Miles de refugiados ucranianos en busca de una nueva vida

Desde el inicio de la violencia cientos de miles de personas se han desplazado a Rusia. Fuente: Reuters

Desde el inicio de la violencia cientos de miles de personas se han desplazado a Rusia. Fuente: Reuters

Miles de ucranianos han tenido que abandonar sus casas desde el inicio de las operaciones militares en Lugansk y Donetsk. Según indica el Servicio Federal de Migración de Rusia, el número de refugiados se cifra en cientos de miles y aumenta cada día.

La semana pasada se presentó en la Duma del Estado  un proyecto de ley que propone un régimen simplificado de obtención de la condición de refugiado para los ciudadanos ucranianos que lleguen a Rusia empujados por una “situación excepcional que suponga una amenaza para sus vidas”.

Los autores de esta iniciativa han señalado que es imprescindible “aprobar de inmediato una serie de medidas que permitan al Servicio Federal de Inmigración conceder la condición de refugiados a los ucranianos mediante un proceso simplificado”.

Según la ONU, cerca de un millón de personas han abandonado Ucrania este año para trasladarse a Rusia, debido a la guerra en el este del país. Un 87 % de estos emigrantes forzosos procede de las regiones de Lugansk y Donetsk.

El Servicio Federal de Inmigración ruso informa de que actualmente hay unos dos millones de ucranianos en Rusia, de los que 600.000 son del sureste del país. 36.000 de ellos viven en centros de acogida temporal.

En Rusia hay centros de acogida temporal para refugiados ucranianos en los siguientes lugares: Simferópol, Sebastopol, las regiones de Bélgorod, Briansk, Vorónezh, Kursk, Leningrado, Moscú y Rostov, además de en las ciudades de Moscú y San Petersburgo.

Según fuentes de RBTH, el Ministerio de Trabajo de Rusia ha desplegado puntos de información para la búsqueda de empleo en todos los campos de refugiados. “El servicio de ocupación del distrito administrativo número 71 de la Federación de Rusia ha cifrado en 36.000 el número de ciudadanos que se han visto obligados a abandonar el territorio de Ucrania y necesitan ayuda para encontrar empleo. De ellos, 18.000 están dispuestos a buscar un empleo permanente”, informa el organismo.

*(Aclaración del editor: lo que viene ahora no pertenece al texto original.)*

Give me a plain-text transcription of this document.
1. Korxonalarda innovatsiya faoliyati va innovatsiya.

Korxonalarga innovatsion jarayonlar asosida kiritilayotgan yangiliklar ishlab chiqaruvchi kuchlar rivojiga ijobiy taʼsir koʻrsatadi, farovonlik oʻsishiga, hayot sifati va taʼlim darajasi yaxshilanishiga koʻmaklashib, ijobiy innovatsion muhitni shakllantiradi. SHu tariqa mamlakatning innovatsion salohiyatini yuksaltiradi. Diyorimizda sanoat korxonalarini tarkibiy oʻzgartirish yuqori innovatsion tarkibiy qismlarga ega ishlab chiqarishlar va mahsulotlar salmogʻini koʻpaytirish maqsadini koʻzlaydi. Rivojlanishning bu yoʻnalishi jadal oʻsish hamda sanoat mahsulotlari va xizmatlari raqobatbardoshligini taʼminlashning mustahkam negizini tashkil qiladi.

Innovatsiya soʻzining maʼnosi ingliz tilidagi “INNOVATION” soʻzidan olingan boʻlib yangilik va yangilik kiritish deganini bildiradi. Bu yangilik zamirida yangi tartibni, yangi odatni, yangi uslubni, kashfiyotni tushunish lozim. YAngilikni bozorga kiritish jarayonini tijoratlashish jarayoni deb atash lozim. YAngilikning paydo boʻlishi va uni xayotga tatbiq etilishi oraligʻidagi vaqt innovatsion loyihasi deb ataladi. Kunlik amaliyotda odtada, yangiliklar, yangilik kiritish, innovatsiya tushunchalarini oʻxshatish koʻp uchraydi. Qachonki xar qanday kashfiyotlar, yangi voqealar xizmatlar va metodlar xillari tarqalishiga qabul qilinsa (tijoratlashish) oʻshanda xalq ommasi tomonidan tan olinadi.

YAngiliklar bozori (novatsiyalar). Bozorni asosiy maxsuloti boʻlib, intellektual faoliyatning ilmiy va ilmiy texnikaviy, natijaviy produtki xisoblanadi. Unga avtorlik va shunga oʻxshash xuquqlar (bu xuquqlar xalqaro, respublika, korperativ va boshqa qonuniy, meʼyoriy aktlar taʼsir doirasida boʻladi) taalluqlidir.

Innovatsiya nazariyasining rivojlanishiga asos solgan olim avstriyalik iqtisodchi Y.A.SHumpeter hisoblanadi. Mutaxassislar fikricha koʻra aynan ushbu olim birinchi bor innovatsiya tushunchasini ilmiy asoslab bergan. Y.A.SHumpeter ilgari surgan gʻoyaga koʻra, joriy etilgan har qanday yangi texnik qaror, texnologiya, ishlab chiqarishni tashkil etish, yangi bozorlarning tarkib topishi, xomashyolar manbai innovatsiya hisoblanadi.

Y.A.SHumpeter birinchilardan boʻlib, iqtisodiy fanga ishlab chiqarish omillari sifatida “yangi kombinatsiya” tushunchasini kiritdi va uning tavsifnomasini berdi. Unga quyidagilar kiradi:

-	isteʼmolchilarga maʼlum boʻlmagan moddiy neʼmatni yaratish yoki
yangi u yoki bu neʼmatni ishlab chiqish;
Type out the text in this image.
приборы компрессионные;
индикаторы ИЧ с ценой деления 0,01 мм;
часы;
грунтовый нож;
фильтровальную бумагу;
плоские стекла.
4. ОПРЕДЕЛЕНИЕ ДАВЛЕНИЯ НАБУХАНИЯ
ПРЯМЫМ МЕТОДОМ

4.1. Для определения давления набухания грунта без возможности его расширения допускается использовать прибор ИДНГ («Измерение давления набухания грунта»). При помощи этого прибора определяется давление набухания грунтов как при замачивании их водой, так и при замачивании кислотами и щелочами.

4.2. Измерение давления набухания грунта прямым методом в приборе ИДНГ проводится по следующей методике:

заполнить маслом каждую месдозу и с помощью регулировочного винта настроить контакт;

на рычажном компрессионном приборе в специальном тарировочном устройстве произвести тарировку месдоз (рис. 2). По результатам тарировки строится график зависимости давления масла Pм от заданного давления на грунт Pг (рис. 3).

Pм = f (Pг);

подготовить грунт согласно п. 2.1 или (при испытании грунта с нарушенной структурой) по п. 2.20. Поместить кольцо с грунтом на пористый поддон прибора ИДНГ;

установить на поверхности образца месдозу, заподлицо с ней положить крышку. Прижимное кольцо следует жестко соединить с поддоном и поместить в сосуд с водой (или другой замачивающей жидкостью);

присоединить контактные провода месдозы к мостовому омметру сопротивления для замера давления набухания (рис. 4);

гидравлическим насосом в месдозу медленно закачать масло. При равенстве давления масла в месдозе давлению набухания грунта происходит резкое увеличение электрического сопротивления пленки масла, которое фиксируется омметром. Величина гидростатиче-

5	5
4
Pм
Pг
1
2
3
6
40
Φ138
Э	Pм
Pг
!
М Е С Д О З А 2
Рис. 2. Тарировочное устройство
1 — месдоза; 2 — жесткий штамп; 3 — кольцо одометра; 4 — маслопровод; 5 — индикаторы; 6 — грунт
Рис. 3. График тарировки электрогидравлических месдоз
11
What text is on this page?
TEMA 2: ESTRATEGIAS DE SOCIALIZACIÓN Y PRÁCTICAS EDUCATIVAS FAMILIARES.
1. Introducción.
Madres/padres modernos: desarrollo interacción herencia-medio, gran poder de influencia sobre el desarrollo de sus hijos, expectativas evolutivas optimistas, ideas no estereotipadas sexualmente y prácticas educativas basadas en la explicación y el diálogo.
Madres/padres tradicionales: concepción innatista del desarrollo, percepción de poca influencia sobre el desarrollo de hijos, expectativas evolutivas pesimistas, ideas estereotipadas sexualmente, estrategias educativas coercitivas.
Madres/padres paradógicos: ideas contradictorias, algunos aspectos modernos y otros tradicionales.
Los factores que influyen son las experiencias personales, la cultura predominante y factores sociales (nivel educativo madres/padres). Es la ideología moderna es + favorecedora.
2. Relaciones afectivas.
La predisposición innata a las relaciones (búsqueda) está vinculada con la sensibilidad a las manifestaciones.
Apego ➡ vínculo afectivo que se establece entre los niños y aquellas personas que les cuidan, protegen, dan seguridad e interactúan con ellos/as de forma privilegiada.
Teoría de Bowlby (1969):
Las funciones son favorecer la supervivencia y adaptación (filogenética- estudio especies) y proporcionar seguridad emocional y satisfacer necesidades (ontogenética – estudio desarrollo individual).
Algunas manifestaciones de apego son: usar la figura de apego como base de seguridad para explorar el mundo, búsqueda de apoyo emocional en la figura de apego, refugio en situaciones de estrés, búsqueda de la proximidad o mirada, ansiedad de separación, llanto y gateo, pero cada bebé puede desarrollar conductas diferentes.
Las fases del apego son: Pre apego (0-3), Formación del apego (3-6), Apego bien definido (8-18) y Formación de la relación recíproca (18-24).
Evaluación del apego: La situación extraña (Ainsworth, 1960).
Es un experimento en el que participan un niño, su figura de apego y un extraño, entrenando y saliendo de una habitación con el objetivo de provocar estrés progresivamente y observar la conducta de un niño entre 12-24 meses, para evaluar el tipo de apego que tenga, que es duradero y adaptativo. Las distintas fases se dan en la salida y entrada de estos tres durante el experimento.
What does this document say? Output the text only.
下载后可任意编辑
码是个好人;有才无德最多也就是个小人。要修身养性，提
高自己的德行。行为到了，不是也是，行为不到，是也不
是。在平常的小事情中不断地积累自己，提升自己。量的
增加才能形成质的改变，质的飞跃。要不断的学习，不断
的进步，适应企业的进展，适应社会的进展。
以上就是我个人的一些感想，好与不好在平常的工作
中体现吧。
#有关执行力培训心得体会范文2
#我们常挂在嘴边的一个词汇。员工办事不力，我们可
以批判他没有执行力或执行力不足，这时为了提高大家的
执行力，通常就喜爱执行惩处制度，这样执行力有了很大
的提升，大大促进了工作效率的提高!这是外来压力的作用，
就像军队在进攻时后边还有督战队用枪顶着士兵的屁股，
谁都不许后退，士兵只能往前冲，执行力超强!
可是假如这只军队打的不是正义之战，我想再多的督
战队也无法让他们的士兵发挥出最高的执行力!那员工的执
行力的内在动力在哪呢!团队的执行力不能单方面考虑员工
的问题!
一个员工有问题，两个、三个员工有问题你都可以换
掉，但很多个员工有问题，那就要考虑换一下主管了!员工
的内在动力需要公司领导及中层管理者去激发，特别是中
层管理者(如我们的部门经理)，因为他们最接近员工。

Hasta la fecha, el servicio de ocupación ha logrado colocar a 2.500, de los que más de 1.000 ocupan puestos permanentes. Según señalan en el Ministerio, lo que más hay son profesionales de la construcción.

En relación con la gran afluencia de desplazados, el gobierno ruso ha aumentado la cuota anual de residentes temporales extranjeros para el año 2014, lo que permitirá recibir el permiso de residencia a un mayor número de desplazados.

Además, según informa el Ministerio de Sanidad de la Federación de Rusia, harán falta cerca de 100 millones de rublos (algo más de dos millones de dólares) adicionales para asegurar la asistencia sanitaria a los refugiados.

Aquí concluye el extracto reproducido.